Ken Lapierre, president and chief executive officer of Rockcliff, stated: "With the present working capital of Solvista and the exceptional copper assets of Rockcliff, the new Solvista will be well funded with a strong treasury of over $3.3-million, a combined management team with decades of mineral discovery experience and a dynamic board of directors with extensive experience in the financial sector. This will allow the new company to combine their talents, and the result will be a company with an outstanding technical and financial team, and the funds in place to continue with the primary goal of becoming mine finders within the Snow Lake project located in Manitoba, Canada. I strongly urge the Rockcliff shareholders to vote in favour of the amalgamation."

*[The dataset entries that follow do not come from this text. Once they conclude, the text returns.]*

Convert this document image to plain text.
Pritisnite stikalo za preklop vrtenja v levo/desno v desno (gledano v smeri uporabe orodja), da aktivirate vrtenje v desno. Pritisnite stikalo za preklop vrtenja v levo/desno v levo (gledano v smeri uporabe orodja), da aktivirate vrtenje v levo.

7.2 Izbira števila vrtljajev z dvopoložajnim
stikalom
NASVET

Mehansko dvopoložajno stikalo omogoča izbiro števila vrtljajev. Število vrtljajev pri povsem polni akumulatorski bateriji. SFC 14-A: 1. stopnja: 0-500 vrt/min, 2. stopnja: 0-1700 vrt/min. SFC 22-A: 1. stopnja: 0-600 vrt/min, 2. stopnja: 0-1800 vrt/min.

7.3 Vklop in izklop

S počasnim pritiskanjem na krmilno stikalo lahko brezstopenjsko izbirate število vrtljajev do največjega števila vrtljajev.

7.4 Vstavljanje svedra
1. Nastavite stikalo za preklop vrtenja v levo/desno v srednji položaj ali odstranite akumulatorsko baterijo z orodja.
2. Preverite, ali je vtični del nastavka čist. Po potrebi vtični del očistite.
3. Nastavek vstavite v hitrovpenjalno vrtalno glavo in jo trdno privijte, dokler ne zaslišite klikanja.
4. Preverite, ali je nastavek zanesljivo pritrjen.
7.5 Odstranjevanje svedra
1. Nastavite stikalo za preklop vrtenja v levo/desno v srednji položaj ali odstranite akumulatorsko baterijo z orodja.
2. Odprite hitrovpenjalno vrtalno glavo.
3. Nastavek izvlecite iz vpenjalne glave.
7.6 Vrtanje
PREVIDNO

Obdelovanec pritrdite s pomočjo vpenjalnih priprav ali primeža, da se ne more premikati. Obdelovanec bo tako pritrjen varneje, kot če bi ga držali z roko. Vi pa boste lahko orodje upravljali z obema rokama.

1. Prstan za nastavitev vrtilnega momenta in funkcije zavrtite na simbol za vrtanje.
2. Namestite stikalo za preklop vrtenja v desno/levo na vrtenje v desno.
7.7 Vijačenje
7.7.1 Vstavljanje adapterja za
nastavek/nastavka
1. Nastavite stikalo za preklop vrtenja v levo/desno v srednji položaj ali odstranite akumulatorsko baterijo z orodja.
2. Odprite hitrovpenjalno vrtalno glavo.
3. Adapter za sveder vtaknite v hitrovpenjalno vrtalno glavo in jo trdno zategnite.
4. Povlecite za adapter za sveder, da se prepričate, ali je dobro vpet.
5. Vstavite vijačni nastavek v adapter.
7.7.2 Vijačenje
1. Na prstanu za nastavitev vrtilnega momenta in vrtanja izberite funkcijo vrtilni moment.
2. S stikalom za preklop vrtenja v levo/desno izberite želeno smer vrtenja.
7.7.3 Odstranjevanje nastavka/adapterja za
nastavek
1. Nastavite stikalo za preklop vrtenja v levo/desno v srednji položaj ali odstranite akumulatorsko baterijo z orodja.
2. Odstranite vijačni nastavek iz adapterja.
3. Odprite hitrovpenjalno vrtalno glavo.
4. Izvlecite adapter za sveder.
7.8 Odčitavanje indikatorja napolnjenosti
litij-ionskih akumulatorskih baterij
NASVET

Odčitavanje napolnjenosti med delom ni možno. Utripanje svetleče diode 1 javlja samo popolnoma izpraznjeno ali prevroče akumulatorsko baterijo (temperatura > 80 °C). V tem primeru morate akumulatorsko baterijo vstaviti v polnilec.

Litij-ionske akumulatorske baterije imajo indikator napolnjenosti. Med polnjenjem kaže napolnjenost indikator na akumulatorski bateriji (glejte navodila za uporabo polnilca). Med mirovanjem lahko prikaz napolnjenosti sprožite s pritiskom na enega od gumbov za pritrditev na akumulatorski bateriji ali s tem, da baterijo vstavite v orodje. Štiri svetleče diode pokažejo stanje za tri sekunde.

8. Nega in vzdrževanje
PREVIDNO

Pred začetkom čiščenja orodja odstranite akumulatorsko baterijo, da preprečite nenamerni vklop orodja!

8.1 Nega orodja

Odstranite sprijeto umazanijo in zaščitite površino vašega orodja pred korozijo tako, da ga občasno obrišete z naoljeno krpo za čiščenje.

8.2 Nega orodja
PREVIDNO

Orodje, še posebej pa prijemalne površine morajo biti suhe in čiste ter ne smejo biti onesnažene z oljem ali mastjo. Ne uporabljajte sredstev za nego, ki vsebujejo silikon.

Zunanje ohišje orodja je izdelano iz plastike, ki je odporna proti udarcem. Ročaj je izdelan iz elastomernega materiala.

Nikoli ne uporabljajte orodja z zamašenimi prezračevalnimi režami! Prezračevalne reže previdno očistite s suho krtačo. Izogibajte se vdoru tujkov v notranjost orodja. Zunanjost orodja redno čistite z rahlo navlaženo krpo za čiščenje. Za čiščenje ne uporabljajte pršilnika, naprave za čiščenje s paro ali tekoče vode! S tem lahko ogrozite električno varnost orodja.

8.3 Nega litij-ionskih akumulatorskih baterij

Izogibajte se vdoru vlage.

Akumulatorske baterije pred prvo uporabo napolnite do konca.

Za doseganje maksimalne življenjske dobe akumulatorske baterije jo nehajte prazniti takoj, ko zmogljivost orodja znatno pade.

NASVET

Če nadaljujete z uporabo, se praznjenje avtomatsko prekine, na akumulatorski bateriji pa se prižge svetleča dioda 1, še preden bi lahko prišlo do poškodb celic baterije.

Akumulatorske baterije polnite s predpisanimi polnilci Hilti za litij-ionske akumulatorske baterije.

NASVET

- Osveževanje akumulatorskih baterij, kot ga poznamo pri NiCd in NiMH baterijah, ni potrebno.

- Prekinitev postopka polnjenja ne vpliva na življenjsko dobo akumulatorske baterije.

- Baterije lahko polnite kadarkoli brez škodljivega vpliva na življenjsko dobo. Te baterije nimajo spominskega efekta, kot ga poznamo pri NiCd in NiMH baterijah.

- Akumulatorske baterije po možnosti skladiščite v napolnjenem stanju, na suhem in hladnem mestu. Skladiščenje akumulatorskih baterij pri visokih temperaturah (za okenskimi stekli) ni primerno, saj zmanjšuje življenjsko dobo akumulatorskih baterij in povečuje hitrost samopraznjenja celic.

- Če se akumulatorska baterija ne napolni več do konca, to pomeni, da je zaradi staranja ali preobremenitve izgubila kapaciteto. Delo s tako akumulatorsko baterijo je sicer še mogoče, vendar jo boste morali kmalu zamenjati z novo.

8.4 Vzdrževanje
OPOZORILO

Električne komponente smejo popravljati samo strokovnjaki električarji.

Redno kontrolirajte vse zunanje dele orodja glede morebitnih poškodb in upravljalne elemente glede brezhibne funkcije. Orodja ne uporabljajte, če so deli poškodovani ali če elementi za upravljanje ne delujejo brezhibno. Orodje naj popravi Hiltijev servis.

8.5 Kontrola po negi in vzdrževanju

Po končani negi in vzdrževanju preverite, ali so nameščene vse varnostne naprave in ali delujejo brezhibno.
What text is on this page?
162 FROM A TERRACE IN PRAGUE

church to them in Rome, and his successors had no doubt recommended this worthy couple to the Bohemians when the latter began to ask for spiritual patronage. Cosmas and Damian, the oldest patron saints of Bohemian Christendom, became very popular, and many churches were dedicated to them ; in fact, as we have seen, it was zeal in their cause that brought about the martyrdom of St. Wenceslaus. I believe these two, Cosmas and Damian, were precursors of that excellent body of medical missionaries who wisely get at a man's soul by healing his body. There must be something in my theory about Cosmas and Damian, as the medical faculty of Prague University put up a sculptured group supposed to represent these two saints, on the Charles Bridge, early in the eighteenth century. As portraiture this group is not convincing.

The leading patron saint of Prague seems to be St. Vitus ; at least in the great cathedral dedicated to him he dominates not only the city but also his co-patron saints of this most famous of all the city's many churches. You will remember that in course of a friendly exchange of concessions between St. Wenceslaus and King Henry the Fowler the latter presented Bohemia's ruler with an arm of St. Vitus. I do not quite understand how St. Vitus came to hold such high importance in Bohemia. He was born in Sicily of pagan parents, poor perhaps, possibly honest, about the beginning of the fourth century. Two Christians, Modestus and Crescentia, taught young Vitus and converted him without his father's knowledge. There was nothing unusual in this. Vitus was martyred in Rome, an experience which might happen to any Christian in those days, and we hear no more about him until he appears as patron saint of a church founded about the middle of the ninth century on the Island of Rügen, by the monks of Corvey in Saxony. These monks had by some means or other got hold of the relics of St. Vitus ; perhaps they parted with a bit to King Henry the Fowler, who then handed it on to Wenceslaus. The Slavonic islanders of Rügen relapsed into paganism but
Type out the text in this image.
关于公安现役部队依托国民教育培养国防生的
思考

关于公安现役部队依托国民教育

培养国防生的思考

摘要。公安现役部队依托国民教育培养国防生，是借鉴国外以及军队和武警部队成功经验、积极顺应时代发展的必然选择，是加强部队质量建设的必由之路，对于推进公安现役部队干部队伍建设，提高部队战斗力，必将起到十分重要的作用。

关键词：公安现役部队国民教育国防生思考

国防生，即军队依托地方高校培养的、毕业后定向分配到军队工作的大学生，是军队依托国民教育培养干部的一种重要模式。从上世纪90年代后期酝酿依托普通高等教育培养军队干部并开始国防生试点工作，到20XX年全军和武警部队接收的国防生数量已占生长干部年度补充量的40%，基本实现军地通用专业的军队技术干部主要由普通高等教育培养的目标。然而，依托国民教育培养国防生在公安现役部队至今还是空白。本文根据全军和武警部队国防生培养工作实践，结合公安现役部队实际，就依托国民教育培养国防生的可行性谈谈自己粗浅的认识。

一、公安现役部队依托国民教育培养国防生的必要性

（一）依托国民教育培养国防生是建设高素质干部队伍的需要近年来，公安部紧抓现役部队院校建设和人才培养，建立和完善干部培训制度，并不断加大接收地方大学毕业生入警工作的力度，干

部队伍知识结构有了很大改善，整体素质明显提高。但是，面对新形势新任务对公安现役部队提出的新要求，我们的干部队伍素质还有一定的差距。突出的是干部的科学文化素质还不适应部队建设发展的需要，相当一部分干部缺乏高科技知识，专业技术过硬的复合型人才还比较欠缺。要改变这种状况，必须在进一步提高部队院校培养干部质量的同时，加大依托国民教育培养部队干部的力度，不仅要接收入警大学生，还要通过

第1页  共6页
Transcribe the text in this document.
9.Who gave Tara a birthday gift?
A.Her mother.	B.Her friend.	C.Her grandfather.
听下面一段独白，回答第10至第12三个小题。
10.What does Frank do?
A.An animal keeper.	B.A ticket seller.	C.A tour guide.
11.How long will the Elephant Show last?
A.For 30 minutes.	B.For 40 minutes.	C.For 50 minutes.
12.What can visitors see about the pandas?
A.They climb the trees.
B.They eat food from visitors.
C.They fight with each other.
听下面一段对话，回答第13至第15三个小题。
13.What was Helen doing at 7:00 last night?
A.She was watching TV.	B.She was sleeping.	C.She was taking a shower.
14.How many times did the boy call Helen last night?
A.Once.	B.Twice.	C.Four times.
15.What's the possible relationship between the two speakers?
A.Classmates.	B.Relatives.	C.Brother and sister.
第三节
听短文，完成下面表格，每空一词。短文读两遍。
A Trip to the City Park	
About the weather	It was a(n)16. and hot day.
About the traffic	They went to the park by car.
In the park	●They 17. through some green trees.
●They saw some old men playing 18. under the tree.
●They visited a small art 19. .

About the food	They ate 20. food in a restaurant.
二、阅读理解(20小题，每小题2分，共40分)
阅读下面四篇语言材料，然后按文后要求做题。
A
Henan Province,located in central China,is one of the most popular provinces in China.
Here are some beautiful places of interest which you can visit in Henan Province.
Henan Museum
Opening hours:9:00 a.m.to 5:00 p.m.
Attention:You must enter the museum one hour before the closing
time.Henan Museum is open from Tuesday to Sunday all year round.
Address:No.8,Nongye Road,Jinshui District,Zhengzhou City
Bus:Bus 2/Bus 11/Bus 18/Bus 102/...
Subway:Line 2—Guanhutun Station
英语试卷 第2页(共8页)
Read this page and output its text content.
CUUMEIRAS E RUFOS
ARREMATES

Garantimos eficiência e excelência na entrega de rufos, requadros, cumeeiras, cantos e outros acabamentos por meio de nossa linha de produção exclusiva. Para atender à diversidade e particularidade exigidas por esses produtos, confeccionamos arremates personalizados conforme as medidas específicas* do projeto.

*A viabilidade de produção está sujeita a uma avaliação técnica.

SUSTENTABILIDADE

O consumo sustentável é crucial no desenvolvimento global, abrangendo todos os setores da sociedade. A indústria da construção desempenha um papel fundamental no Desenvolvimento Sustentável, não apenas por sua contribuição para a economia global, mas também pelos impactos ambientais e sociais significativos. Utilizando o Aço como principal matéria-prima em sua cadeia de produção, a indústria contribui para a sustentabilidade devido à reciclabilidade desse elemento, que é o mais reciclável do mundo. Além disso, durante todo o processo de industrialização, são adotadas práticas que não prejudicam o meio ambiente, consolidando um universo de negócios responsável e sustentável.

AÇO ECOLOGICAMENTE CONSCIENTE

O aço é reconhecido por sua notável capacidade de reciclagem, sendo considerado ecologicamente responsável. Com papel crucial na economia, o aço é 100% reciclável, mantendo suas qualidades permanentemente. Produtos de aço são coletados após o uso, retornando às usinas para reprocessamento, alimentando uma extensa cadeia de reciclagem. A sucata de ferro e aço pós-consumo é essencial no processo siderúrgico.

The TSX Venture Exchange provided Solvista and Rockcliff with conditional approval for the transaction, although the transaction still remains subject to final approval by the TSX-V, including receipt of all final documentation, standard closing conditions, including the approval of the transaction by the Rockcliff shareholders, and completion of due diligence investigations to the satisfaction of each of the parties. The transaction is expected to close on or about June 22, 2015.
The amalgamation has been unanimously approved by the board of directors of Rockcliff and the board of directors of Solvista. Haywood Securities Inc., as a financial adviser to Rockcliff, has provided a fairness opinion to the board of directors of Rockcliff, that subject to the assumptions, limitations and qualifications set out in such fairness opinion, as of April 15, 2015, the exchange ratio provided for in the amalgamation agreement is fair, from a financial point of view, to the Rockcliff shareholders. The fairness opinion is included as schedule E to the circular.
The circular will be mailed to registered shareholders of Rockcliff on May 15, 2015. Rockcliff shareholders are urged to read the circular, which contains additional important information concerning the transaction.
This press release should not be considered as a comprehensive summary of the transaction. Additional information will be disseminated at a future date. Completion of the transaction is subject to a number of conditions, including but not limited to, TSX-V approval. The transaction cannot close until the required Rockcliff shareholder approval is obtained. There can be no assurance that the transaction will be completed as proposed or at all.
Investors are cautioned that, except as disclosed in the information circular to be prepared in connection with the transaction, any information released or received with respect to the transaction may not be accurate or complete and should not be relied upon.